Sammler

Die junge englische Kunsthistorikerin Victoria Coltman, die jetzt auf dem Bucheinband Vicci Coltman heißt, hatte von der Henry Moore Stiftung 30.000 Pfund als post-doctoral research grant bekommen, um ihre Dissertation zu einem Buch zu erweitern. Die Stiftung und das Courtauld Institute können mit dem Ergebnis zufrieden sein, denn es ist etwas sehr Substantielles dabei herausgekommen.

Das Buch ist dem Klassiker von Haskell und Penny Taste and the Antique: The lure of classical sculpture 1500-1900 ähnlich, konzentriert sich allerdings nur auf das 18. Jahrhundert in England.
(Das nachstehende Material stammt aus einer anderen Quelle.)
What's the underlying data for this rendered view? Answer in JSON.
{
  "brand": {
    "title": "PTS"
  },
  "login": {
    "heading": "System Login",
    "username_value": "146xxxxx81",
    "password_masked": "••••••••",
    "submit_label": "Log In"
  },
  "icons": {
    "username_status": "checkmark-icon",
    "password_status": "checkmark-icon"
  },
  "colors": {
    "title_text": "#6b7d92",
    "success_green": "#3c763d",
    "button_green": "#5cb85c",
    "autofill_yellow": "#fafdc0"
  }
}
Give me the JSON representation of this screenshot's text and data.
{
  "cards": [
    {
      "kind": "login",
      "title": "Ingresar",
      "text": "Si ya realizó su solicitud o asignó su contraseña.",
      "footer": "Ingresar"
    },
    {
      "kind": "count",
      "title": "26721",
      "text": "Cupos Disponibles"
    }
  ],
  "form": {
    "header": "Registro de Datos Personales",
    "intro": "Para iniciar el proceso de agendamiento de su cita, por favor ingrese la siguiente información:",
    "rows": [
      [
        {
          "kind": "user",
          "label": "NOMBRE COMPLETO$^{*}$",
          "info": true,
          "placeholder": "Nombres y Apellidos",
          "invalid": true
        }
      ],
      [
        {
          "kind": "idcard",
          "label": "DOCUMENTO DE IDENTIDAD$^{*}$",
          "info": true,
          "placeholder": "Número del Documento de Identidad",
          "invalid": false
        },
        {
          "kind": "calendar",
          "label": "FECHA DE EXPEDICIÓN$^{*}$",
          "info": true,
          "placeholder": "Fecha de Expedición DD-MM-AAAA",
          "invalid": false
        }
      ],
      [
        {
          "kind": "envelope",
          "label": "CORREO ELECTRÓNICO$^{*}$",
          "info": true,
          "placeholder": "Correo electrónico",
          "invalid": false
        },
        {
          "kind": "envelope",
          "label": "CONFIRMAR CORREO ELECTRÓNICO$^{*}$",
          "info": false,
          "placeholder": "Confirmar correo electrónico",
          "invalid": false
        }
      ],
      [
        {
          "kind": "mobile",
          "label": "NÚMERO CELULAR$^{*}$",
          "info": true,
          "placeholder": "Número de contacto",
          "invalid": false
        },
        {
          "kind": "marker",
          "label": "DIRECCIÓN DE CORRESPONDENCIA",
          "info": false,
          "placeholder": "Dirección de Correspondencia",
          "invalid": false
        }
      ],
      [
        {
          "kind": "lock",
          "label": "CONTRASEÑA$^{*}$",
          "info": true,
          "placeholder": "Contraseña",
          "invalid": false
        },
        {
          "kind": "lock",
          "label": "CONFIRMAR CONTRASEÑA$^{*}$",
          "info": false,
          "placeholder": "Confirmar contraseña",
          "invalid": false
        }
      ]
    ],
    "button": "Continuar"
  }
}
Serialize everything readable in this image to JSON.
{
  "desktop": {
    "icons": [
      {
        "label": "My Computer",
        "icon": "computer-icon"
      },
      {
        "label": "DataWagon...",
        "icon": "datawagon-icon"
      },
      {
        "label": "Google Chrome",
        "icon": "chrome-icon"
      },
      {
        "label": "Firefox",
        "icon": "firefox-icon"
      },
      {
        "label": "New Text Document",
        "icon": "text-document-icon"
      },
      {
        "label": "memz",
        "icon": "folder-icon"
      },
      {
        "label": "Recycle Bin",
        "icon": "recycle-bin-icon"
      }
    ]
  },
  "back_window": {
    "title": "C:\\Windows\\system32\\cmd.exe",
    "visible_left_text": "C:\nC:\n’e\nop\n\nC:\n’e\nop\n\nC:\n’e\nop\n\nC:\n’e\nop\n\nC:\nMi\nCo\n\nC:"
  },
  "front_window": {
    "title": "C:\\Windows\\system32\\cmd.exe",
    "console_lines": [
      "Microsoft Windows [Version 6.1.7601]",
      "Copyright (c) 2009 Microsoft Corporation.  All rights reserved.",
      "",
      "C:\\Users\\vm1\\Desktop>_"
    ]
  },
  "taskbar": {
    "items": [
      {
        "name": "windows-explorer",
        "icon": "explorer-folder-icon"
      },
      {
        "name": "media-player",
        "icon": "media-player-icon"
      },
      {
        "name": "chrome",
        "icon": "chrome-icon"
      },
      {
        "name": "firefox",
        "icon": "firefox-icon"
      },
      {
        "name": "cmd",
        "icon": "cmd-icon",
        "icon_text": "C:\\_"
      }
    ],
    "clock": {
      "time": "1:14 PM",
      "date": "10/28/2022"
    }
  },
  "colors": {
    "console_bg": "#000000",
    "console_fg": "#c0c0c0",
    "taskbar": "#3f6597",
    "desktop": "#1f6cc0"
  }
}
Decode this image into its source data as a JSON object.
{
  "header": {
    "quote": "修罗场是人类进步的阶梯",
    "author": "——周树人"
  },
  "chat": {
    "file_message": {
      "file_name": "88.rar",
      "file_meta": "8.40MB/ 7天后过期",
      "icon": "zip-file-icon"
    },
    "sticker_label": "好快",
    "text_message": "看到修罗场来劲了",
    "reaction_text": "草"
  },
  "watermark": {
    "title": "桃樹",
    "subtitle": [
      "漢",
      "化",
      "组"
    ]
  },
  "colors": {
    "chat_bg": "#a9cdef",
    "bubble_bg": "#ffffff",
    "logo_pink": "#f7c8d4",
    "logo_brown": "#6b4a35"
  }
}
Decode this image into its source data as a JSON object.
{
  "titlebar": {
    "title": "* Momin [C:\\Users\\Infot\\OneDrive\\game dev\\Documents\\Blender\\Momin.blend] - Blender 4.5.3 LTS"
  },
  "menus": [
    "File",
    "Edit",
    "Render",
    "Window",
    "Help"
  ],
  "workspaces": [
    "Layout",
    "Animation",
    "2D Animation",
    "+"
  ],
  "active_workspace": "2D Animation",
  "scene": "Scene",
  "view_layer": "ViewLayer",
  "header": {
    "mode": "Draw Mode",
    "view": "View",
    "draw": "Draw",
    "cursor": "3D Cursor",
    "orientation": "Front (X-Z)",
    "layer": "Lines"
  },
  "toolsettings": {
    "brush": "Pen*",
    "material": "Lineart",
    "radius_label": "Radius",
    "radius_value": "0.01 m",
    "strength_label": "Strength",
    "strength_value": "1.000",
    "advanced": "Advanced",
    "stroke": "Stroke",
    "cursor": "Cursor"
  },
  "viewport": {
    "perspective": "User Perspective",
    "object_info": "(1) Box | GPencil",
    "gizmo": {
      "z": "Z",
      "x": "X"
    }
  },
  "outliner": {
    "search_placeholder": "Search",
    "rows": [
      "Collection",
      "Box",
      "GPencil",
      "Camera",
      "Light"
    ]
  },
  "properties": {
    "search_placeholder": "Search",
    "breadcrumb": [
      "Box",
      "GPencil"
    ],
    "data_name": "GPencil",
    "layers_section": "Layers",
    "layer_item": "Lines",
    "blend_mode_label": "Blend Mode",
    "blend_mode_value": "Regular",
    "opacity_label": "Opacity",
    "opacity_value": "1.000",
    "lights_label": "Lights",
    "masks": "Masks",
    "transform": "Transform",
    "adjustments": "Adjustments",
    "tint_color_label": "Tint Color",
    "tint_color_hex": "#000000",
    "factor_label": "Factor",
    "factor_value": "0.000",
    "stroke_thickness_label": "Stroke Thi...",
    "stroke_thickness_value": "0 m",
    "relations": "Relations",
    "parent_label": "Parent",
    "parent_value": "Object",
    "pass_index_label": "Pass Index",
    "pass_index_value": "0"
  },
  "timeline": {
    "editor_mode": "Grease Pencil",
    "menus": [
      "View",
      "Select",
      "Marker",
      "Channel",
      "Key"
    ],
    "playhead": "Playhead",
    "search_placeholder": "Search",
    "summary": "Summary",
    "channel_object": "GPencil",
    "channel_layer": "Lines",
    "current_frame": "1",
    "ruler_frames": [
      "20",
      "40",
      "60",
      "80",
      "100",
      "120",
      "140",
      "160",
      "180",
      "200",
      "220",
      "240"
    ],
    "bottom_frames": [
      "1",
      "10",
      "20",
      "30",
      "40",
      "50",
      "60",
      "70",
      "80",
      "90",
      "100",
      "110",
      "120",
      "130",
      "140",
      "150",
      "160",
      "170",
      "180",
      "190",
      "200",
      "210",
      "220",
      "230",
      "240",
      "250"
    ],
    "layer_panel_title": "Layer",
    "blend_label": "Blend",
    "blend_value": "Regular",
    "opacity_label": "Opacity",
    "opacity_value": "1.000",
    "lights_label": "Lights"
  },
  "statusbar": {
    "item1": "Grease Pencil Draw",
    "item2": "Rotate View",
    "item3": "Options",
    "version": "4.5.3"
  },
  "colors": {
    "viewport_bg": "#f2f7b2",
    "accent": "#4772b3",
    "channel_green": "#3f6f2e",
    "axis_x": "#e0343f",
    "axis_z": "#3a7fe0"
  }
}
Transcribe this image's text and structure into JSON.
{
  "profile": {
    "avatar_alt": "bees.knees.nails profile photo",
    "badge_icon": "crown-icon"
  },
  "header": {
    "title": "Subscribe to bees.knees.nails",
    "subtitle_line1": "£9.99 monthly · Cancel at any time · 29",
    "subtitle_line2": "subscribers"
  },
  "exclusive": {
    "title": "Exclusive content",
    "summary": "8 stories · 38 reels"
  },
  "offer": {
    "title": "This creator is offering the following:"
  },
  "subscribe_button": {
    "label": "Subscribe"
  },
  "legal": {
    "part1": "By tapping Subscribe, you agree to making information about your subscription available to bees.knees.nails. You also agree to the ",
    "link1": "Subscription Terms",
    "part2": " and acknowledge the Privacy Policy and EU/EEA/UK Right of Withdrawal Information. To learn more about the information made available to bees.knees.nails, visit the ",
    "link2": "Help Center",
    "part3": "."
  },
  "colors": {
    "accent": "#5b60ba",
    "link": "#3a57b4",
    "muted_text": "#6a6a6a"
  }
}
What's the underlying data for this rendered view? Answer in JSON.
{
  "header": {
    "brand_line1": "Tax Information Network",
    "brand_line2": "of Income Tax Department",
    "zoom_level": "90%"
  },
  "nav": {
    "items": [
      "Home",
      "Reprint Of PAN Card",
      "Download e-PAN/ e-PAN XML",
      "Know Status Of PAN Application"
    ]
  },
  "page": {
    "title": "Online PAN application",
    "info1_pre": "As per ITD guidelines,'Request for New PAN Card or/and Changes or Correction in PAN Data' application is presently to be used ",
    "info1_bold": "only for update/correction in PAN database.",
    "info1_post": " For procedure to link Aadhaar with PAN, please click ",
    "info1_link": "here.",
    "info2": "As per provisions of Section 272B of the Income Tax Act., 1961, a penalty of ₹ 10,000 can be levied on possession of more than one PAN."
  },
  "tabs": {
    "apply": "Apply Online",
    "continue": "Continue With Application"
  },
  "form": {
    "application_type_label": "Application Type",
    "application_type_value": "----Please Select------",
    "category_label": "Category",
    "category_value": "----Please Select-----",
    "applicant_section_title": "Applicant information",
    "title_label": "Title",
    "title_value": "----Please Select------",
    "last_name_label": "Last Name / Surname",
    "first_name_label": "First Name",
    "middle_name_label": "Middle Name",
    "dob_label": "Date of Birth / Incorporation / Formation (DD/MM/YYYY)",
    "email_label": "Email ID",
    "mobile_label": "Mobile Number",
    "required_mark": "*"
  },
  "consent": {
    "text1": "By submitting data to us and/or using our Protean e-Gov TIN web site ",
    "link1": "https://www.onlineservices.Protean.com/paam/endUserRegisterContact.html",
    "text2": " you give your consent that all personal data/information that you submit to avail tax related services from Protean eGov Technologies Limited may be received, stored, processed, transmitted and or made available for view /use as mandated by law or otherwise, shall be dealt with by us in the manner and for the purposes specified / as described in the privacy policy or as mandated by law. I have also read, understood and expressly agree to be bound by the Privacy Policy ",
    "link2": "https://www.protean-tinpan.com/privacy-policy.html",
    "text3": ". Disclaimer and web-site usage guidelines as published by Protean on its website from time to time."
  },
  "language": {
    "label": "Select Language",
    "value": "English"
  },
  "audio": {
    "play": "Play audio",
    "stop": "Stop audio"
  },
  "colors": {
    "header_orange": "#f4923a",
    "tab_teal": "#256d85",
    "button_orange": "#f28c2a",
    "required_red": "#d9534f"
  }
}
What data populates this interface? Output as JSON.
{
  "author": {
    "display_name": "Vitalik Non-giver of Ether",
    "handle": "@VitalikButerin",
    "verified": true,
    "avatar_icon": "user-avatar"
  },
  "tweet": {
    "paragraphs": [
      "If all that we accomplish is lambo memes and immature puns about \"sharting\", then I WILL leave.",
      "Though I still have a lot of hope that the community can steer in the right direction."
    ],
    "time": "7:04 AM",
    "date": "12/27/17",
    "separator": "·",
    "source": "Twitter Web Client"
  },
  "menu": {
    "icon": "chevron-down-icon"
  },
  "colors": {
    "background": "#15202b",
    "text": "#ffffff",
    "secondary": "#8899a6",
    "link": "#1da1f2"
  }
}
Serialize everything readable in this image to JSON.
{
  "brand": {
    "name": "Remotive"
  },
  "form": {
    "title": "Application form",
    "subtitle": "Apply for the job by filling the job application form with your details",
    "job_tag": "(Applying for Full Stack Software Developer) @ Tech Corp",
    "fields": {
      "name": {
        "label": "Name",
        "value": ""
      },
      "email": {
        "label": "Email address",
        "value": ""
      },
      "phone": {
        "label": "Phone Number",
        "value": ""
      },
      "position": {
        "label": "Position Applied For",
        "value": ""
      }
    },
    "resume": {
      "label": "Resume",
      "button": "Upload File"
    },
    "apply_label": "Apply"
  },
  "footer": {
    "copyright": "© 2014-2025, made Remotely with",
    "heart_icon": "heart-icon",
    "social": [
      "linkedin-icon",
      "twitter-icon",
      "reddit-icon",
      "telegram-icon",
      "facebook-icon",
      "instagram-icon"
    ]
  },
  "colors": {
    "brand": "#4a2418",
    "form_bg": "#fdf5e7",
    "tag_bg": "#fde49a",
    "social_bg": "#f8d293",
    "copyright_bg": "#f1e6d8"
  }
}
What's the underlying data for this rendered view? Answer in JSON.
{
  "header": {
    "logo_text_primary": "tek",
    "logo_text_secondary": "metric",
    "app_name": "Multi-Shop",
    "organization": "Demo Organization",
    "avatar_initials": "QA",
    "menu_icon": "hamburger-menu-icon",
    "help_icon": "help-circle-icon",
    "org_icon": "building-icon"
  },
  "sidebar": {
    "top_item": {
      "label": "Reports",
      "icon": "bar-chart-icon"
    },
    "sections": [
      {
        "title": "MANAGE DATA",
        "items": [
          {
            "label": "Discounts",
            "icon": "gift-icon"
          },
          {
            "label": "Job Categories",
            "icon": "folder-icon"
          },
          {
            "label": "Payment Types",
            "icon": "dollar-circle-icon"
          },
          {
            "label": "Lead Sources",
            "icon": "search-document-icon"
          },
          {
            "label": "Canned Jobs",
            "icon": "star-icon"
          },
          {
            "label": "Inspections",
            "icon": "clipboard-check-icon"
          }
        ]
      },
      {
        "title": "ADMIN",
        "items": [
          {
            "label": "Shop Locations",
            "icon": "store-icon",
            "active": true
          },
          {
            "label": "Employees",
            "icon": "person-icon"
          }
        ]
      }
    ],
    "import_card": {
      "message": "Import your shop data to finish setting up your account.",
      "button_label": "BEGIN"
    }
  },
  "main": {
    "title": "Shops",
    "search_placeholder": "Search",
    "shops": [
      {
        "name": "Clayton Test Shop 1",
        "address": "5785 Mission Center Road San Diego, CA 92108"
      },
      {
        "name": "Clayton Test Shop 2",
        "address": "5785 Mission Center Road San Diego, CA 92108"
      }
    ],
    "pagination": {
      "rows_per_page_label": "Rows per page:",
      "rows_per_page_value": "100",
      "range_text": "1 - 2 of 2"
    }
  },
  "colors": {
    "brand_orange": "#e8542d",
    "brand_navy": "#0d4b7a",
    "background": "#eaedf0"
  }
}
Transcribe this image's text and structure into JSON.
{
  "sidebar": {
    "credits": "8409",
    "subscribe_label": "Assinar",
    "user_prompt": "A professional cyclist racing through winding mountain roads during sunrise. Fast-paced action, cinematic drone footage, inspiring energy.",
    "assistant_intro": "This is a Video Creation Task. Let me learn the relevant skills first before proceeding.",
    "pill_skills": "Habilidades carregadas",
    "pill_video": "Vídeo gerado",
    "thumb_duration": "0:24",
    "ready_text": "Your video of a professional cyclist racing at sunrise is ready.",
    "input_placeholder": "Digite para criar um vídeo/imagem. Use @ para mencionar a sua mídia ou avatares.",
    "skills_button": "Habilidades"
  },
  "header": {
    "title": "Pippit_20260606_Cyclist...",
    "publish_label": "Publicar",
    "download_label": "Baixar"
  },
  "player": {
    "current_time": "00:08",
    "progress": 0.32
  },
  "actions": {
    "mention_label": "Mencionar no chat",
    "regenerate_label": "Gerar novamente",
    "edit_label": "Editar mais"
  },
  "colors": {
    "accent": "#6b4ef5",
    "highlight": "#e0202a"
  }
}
Obgleich das Buch sicher auch die einzelnen Skulpturen würdigt, liegt das Hauptinteresse der Autorin darauf, eine Sozialgeschichte der culture of collecting zu schreiben. Und so werden dann auch die großen Sammler wie Charles Townley und Lord Lansdowne gewürdigt, ebenso wie die Maler und Händler Gavin Hamilton und Thomas Jenkins, die jetzt von Rom aus die englische Upper Class mit antikem Marmor versorgen.

Das sehr gut geschriebene Buch enthält mehr als hundert Illustrationen, hat natürlich einen Index und eine sehr ausführliche Bibliographie. Und leserfreundlich die Fußnoten auf der gleichen Seite. Für Kunsthistoriker, die sich mit dieser Zeit beschäftigen, ist es sicher ein Muss, aber auch für den gebildeten Laien gibt das Buch ein faszinierendes Bild der englischen Oberklasse, die jetzt dem Neoklassizismus verfallen ist.